The question didn’t register. Voices ceased to matter as his sonar pinged again. He latched on. The fuzzy blip solidified inside his skull. His breath caught. His heart turned over. Thank the goddess. Natalie. She’d broken through the five-hundred-mile marker. Was close and getting closer. Each ping brought her further north, firmly inside his hunting circle, feeding him her location, allowing him to hook into the bio-energy she trailed like a long-tailed comet.
The signal screamed across his mental screen.
His dragon half roared in triumph.
Overwhelmed by the brutal onslaught, Hamersveld groaned and doubled over.
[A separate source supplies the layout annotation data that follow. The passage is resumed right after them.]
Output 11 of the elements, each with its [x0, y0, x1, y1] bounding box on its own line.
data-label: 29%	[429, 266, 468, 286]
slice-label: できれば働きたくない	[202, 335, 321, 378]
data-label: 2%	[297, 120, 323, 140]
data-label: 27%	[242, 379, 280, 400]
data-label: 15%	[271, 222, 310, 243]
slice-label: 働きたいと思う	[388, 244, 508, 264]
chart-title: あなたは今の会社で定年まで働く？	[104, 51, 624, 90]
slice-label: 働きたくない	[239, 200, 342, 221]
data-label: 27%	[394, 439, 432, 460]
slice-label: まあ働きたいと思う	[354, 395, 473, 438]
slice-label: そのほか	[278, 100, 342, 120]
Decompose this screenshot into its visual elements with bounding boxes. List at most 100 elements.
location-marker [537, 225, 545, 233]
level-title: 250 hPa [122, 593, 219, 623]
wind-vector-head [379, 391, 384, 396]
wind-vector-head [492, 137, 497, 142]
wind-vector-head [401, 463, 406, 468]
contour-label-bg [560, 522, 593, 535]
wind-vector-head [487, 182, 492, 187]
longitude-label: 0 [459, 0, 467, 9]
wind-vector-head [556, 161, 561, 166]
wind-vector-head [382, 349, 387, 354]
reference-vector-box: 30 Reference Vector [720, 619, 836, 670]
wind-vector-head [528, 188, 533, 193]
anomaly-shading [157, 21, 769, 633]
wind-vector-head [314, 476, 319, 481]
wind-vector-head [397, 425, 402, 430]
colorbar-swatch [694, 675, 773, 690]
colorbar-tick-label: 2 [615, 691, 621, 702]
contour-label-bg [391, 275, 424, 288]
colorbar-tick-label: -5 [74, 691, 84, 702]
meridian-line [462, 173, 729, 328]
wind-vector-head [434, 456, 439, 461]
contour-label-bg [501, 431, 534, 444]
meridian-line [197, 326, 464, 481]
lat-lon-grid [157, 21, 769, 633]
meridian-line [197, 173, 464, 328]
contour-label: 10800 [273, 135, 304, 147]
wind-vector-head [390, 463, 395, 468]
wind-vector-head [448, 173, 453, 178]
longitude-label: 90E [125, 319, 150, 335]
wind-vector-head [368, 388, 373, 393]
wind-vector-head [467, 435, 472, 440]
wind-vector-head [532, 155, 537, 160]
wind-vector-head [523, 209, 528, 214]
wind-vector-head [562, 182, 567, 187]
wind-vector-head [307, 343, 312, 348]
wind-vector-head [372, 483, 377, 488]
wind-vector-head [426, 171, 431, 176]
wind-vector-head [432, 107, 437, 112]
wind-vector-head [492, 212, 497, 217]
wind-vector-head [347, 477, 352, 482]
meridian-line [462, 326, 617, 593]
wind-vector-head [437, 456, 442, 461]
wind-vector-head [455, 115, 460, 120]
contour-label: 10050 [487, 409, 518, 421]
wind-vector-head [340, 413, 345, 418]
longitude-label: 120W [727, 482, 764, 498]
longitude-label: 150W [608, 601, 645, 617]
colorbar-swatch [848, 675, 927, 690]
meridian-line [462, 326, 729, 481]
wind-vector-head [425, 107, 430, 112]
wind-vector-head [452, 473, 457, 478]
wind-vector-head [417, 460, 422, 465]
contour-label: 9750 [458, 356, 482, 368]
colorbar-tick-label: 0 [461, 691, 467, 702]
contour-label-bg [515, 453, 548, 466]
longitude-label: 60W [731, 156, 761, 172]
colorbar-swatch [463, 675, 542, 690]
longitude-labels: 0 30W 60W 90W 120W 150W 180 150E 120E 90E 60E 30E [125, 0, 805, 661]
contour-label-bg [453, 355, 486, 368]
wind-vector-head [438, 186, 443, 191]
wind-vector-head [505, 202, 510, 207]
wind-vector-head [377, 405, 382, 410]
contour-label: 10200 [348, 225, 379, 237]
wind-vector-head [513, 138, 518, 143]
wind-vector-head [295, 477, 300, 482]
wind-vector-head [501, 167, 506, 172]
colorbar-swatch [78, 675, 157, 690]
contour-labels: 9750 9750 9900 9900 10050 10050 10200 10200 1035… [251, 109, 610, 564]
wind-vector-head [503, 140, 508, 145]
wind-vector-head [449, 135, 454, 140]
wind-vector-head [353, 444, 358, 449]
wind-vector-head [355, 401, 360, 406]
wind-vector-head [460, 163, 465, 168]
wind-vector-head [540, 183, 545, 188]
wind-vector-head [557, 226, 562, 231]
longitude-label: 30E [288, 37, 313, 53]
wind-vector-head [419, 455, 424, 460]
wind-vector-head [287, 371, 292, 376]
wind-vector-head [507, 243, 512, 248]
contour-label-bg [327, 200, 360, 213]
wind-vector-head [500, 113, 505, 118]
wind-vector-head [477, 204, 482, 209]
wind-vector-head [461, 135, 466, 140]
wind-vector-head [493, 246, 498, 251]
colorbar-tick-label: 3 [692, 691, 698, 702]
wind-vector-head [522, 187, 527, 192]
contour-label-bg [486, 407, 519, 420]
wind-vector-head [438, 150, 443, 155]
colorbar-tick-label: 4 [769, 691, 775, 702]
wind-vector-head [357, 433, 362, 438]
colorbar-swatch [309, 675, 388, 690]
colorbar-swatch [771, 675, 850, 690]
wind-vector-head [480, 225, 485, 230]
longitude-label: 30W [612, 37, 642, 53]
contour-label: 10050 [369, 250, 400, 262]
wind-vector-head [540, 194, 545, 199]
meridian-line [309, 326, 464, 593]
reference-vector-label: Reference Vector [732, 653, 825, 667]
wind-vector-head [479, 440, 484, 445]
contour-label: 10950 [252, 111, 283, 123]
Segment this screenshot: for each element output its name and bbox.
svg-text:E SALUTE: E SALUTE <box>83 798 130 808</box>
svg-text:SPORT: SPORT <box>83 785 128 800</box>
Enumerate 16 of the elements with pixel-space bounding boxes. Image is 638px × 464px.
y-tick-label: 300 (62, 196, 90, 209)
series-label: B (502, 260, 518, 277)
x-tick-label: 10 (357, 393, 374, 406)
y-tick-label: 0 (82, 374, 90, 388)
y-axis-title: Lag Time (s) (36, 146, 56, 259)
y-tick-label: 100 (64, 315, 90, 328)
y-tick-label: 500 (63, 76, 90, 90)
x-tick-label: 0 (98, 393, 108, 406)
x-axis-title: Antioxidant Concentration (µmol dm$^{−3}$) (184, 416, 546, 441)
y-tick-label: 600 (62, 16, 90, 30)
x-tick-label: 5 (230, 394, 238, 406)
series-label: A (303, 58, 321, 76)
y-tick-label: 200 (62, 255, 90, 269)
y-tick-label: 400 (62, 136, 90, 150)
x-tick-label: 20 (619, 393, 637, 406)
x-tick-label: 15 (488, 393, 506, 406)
Hands planted on his knees, he stared at the tops of his boots. “Hristos.”
“What?” Midion said, half-bite, mostly bark. “What is it?”
Hitting his haunches beside him, Rampart leaned down to look him. “Talk, Sveld.”
“Natalie,” he rasped, struggling to breathe.
“What about her?” Setting up shop on his other side, Syndor palmed his shoulder.
“She…” he trailed off as the jagged signal smoothed out. The painful throb downgraded, unlocking his lungs. He drew a breath, then another as gratitude struck, pushing tears into his eyes. “She’s close. On her way home.”
“The five-hundred-mile marker?”
He nodded. “She just blew through it.”
“An hour ’til nightfall,” Midion said. “Think you can hold out ’til then or?—”
“Do we need to lock you down?” Rampart asked, dread in his tone.
Clinging to the beauty of Natalie’s signal, he shook his head, then fell forward. His knees hit the floor. His packmates cursed. Hands grabbed at him, holding him steady. He didn’t care. Barely noticed the help. Breathing like a wounded animal, he rolled onto his back, going belly up in front of his brothers.
“Sveld?”
“Inform Ivar,” he said, voice soft, order firm. “Wake the pack. The second night falls, we fly out as a unit.”
The Razorbacks surrounded him grunted in agreement.
He barely heard them. Didn’t care about their concern, or his prone position. He paid the vulnerability no mind. Only one thing mattered—the glorious burn of his female inside his head. So instead of moving, he stayed where he lay, palms up, legs spread, back pressed to the floor. Eyes closed, he listened to his packmates shuffle around him and clung to Natalie’s signal. Hunting her energy. Tracking her movement. Following his female’s progress as she broke her word, drove up I-5 and returned to him.